“Angie’s too thin, is her baby in danger?”
“Angie wants to have baby in Africa. Brad doesn’t. Are they splitting?”
“Angie 7 months pregnant and flying planes. Will her baby survive ?”
Angie is going to come at you with an axe. And I know too much about Angie. Stop please!
I was passing by a particular hotel in New York and noticed a swarm of paparazzi camped in their cars opposite the street, their hawk eyes rooted to the entrance. I’ve worked long enough in magazines to feel totally devoid of any emotion, even helplessness as I passed the street.

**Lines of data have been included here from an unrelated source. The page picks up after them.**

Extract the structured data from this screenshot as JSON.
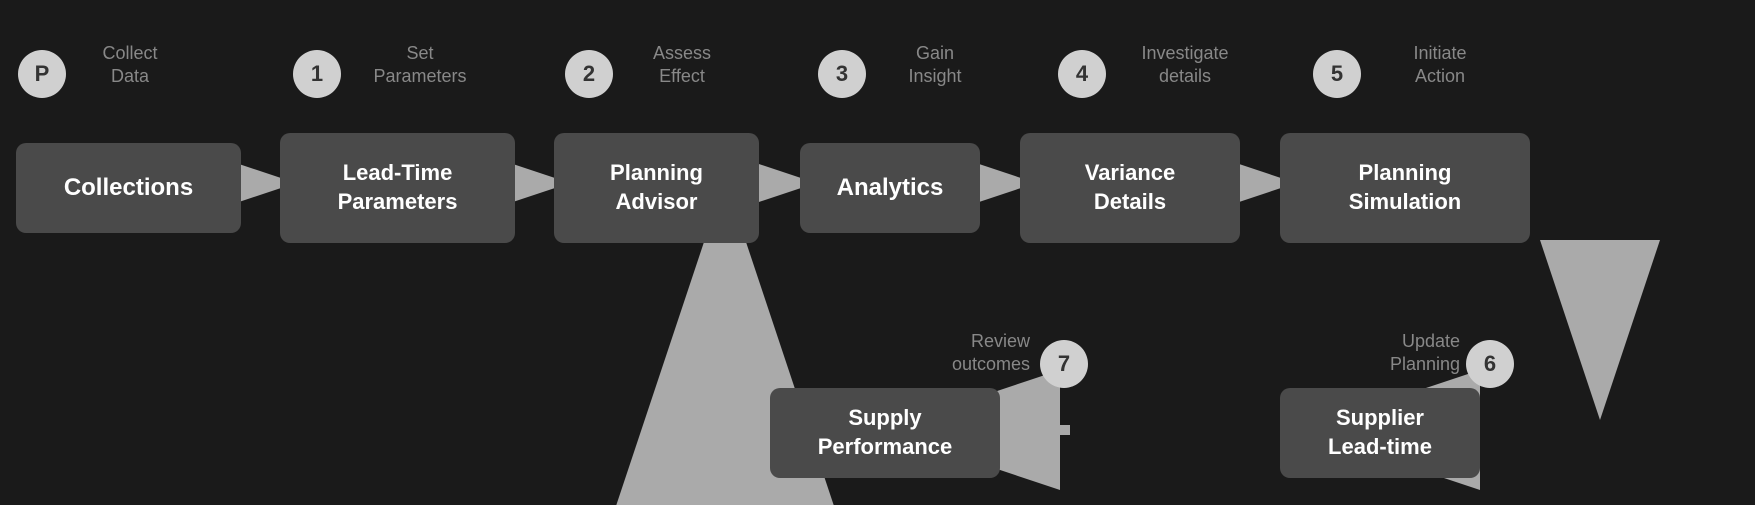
{
  "steps": {
    "p": {
      "badge": "P",
      "label": "Collect\nData",
      "label_lines": [
        "Collect",
        "Data"
      ]
    },
    "s1": {
      "badge": "1",
      "label_lines": [
        "Set",
        "Parameters"
      ]
    },
    "s2": {
      "badge": "2",
      "label_lines": [
        "Assess",
        "Effect"
      ]
    },
    "s3": {
      "badge": "3",
      "label_lines": [
        "Gain",
        "Insight"
      ]
    },
    "s4": {
      "badge": "4",
      "label_lines": [
        "Investigate",
        "details"
      ]
    },
    "s5": {
      "badge": "5",
      "label_lines": [
        "Initiate",
        "Action"
      ]
    },
    "s6": {
      "badge": "6",
      "label_lines": [
        "Update",
        "Planning"
      ]
    },
    "s7": {
      "badge": "7",
      "label_lines": [
        "Review",
        "outcomes"
      ]
    }
  },
  "nodes": {
    "collections": "Collections",
    "leadtime_params": "Lead-Time\nParameters",
    "planning_advisor": "Planning\nAdvisor",
    "analytics": "Analytics",
    "variance_details": "Variance\nDetails",
    "planning_simulation": "Planning\nSimulation",
    "supply_performance": "Supply\nPerformance",
    "supplier_leadtime": "Supplier\nLead-time"
  },
  "colors": {
    "box_bg": "#4a4a4a",
    "badge_bg": "#d0d0d0",
    "arrow_color": "#aaa",
    "label_color": "#888"
  }
}
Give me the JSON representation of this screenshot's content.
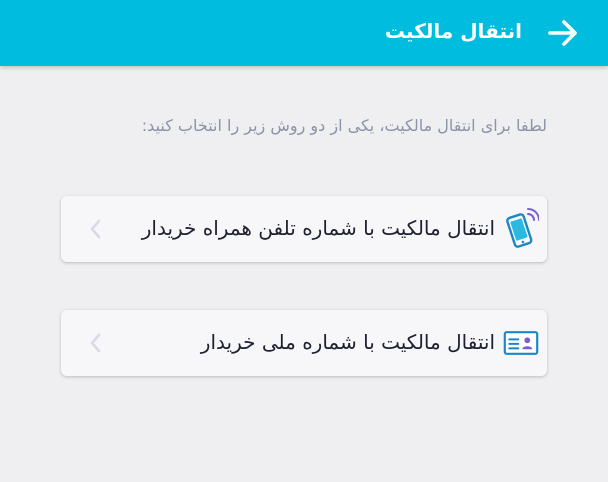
{
  "header": {
    "title": "انتقال مالکیت",
    "back_icon": "arrow-right-icon",
    "background": "#00bde0"
  },
  "instruction": "لطفا برای انتقال مالکیت، یکی از دو روش زیر را انتخاب کنید:",
  "options": [
    {
      "label": "انتقال مالکیت با شماره تلفن همراه خریدار",
      "icon": "mobile-phone-icon",
      "chevron": "chevron-left-icon"
    },
    {
      "label": "انتقال مالکیت با شماره ملی خریدار",
      "icon": "id-card-icon",
      "chevron": "chevron-left-icon"
    }
  ],
  "colors": {
    "accent": "#00bde0",
    "icon_blue": "#1b86c8",
    "page_background": "#efeff1"
  }
}
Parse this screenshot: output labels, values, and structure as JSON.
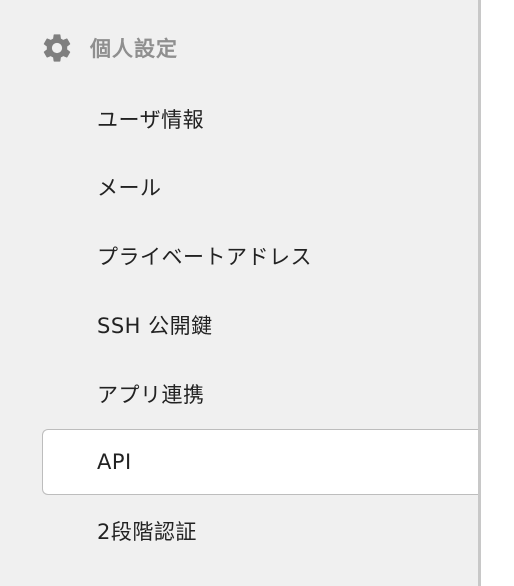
{
  "sidebar": {
    "section": {
      "icon": "gear-icon",
      "title": "個人設定"
    },
    "items": [
      {
        "label": "ユーザ情報"
      },
      {
        "label": "メール"
      },
      {
        "label": "プライベートアドレス"
      },
      {
        "label": "SSH 公開鍵"
      },
      {
        "label": "アプリ連携"
      },
      {
        "label": "API",
        "active": true
      },
      {
        "label": "2段階認証"
      }
    ]
  },
  "colors": {
    "background": "#f0f0f0",
    "active_background": "#ffffff",
    "header_text": "#8f8f8f",
    "item_text": "#222222",
    "border": "#c8c8c8"
  }
}
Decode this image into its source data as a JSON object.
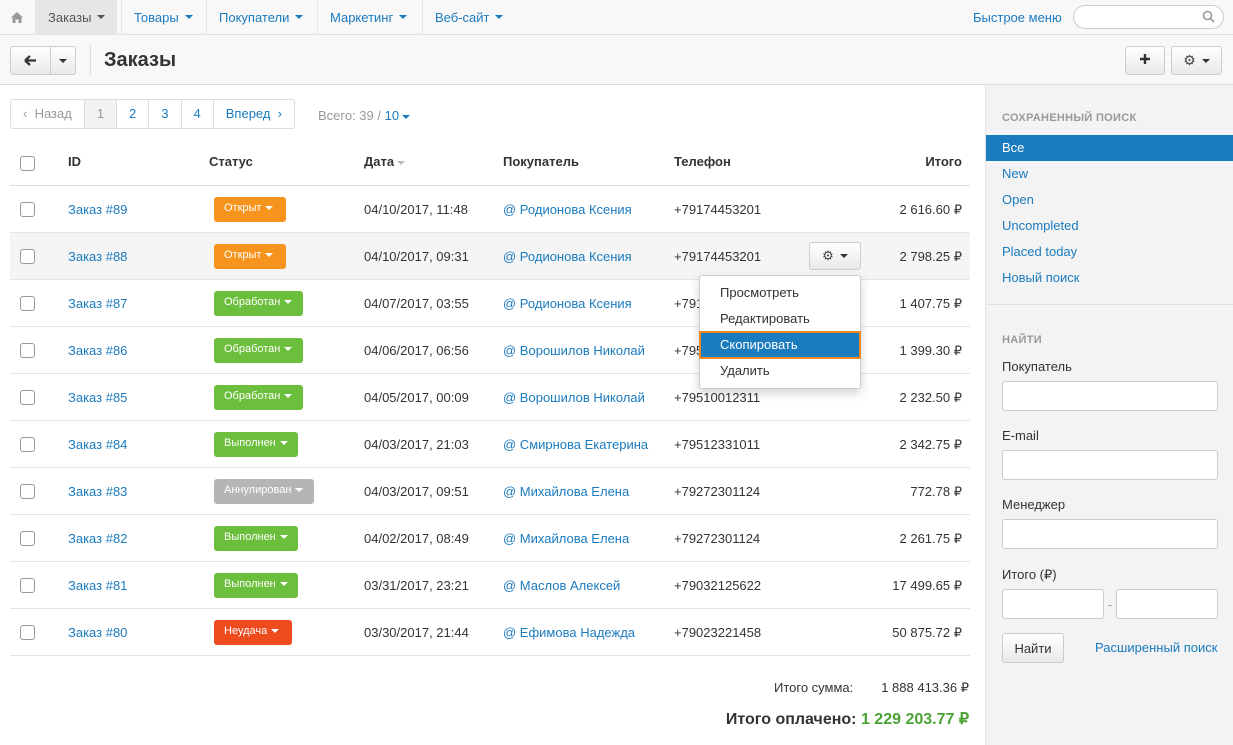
{
  "topnav": {
    "items": [
      {
        "label": "Заказы",
        "active": true
      },
      {
        "label": "Товары"
      },
      {
        "label": "Покупатели"
      },
      {
        "label": "Маркетинг"
      },
      {
        "label": "Веб-сайт"
      }
    ],
    "quick_menu": "Быстрое меню",
    "search_placeholder": ""
  },
  "header": {
    "title": "Заказы"
  },
  "pagination": {
    "prev": "Назад",
    "pages": [
      "1",
      "2",
      "3",
      "4"
    ],
    "current": "1",
    "next": "Вперед",
    "total_label": "Всего: 39 /",
    "per_page": "10"
  },
  "table": {
    "headers": {
      "id": "ID",
      "status": "Статус",
      "date": "Дата",
      "customer": "Покупатель",
      "phone": "Телефон",
      "total": "Итого"
    },
    "rows": [
      {
        "id": "Заказ #89",
        "status": "Открыт",
        "status_color": "#f7941d",
        "date": "04/10/2017, 11:48",
        "customer": "@ Родионова Ксения",
        "phone": "+79174453201",
        "total": "2 616.60 ₽"
      },
      {
        "id": "Заказ #88",
        "status": "Открыт",
        "status_color": "#f7941d",
        "date": "04/10/2017, 09:31",
        "customer": "@ Родионова Ксения",
        "phone": "+79174453201",
        "total": "2 798.25 ₽"
      },
      {
        "id": "Заказ #87",
        "status": "Обработан",
        "status_color": "#6cbf3c",
        "date": "04/07/2017, 03:55",
        "customer": "@ Родионова Ксения",
        "phone": "+791",
        "total": "1 407.75 ₽"
      },
      {
        "id": "Заказ #86",
        "status": "Обработан",
        "status_color": "#6cbf3c",
        "date": "04/06/2017, 06:56",
        "customer": "@ Ворошилов Николай",
        "phone": "+795",
        "total": "1 399.30 ₽"
      },
      {
        "id": "Заказ #85",
        "status": "Обработан",
        "status_color": "#6cbf3c",
        "date": "04/05/2017, 00:09",
        "customer": "@ Ворошилов Николай",
        "phone": "+79510012311",
        "total": "2 232.50 ₽"
      },
      {
        "id": "Заказ #84",
        "status": "Выполнен",
        "status_color": "#6cbf3c",
        "date": "04/03/2017, 21:03",
        "customer": "@ Смирнова Екатерина",
        "phone": "+79512331011",
        "total": "2 342.75 ₽"
      },
      {
        "id": "Заказ #83",
        "status": "Аннулирован",
        "status_color": "#b5b5b5",
        "date": "04/03/2017, 09:51",
        "customer": "@ Михайлова Елена",
        "phone": "+79272301124",
        "total": "772.78 ₽"
      },
      {
        "id": "Заказ #82",
        "status": "Выполнен",
        "status_color": "#6cbf3c",
        "date": "04/02/2017, 08:49",
        "customer": "@ Михайлова Елена",
        "phone": "+79272301124",
        "total": "2 261.75 ₽"
      },
      {
        "id": "Заказ #81",
        "status": "Выполнен",
        "status_color": "#6cbf3c",
        "date": "03/31/2017, 23:21",
        "customer": "@ Маслов Алексей",
        "phone": "+79032125622",
        "total": "17 499.65 ₽"
      },
      {
        "id": "Заказ #80",
        "status": "Неудача",
        "status_color": "#ee4b1f",
        "date": "03/30/2017, 21:44",
        "customer": "@ Ефимова Надежда",
        "phone": "+79023221458",
        "total": "50 875.72 ₽"
      }
    ]
  },
  "row_menu": {
    "items": [
      "Просмотреть",
      "Редактировать",
      "Скопировать",
      "Удалить"
    ],
    "highlighted": "Скопировать"
  },
  "totals": {
    "sum_label": "Итого сумма:",
    "sum_value": "1 888 413.36 ₽",
    "paid_label": "Итого оплачено:",
    "paid_value": "1 229 203.77 ₽"
  },
  "sidebar": {
    "saved_search_title": "СОХРАНЕННЫЙ ПОИСК",
    "saved_items": [
      "Все",
      "New",
      "Open",
      "Uncompleted",
      "Placed today",
      "Новый поиск"
    ],
    "active_item": "Все",
    "find_title": "НАЙТИ",
    "fields": {
      "customer": "Покупатель",
      "email": "E-mail",
      "manager": "Менеджер",
      "total": "Итого (₽)"
    },
    "range_separator": "-",
    "find_button": "Найти",
    "advanced_link": "Расширенный поиск"
  },
  "colors": {
    "accent": "#1a7bbf",
    "paid_green": "#4aa234",
    "menu_highlight_border": "#f08a24"
  },
  "icons": [
    "home-icon",
    "search-icon",
    "back-arrow-icon",
    "plus-icon",
    "gear-icon"
  ]
}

I wonder which poor celebrity was hiding inside the hotel, like a pot roast in the broiler only to be pounced upon my hungry predators.
I don’t even subscribe to glossies, but they are displayed so prominently at Barnes and Noble and little road-side stands. The latest read, “someone’s about to pop.” I forget which pregnant actress they were talking about. And Gawker had a Stalker bonanza today. They even distributed gifts to whoever took the best shot of George Clooney while he was filming in NY.
This is so pathetic. Did you know these weeklies routinely buy the most selling photographs of celebrities from the paparazzi for anywhere between a couple hundred to a couple thousand dollars per photograph? And if it is a particularly great shot, like Paris Hilton’s peeking underwear or Kate Moss snorting coke, the weeklies will wage wars and auctions to be the first to capture that news.
There’s got to be somewhere they draw the line.
Maybe someone should start a gossip weekly or a blog about these people who have built empires out of gossiping about other people. Any interested parties?
I think you could probably get Clooney to finance the gossip magazine about paparazzi and gossip columnists!